これはうちに勤めている事務職のA君が体験したお話です。
うちは平日が休みになることが殆どで、その日A君も午前中タップリと眠った後遅い朝食を食べ、母親が掃除をしている間居間でテレビを見ているという、まさにダラダラ生活をしていたとのこと。
電話の鳴る音がしてそれを母親が取り、しばらく話していたようでした。
「A−?」
呼ぶ声にA君は「なにー?」とテレビを見ながら生返事。
すると母親から恐るべき言葉がかえってきたのでした。
「あんたから電話かかってきてるんだけどー」
「はっ…?」
あわてて母親のところにかけつけたA君。
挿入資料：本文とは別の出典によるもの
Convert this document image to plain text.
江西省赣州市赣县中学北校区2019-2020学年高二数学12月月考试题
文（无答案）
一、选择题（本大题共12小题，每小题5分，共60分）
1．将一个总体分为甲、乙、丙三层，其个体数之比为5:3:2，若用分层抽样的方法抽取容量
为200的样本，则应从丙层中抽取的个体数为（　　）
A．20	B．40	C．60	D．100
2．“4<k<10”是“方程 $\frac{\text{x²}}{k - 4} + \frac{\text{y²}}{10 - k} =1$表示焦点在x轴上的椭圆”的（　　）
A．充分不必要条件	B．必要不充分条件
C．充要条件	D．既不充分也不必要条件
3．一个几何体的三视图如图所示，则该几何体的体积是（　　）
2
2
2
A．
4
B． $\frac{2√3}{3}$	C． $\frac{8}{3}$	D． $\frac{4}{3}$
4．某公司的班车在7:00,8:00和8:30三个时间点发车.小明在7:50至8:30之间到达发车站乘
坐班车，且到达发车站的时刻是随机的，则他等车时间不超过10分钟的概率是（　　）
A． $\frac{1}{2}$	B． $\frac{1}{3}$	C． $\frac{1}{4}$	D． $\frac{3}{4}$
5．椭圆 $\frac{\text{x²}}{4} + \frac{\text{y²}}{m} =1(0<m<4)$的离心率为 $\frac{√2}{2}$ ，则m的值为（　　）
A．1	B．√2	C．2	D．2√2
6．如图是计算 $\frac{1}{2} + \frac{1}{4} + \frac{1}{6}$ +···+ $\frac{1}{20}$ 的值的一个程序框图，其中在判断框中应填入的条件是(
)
母親から受話器を受け取り、「もしもし!?」と出てみると。
「……もしもし…うえっ…俺……Aだけど………交通事故で妊婦さんに怪我させちゃって……どうしよう………」
「A君のご家族ですか? この通り、A君が事故を起こしまして…」
オレオレ詐欺でした。
A君、黙って電話を切ったそうです。
(一応その後警察に連絡したとのこと)
本人がいるのにかけてくる方も方ですが、呑気に対応している母も母だ、とA君は思ったそうです。
まだ、オレオレ詐欺が振り込め詐欺と名称を変える前のお話でした。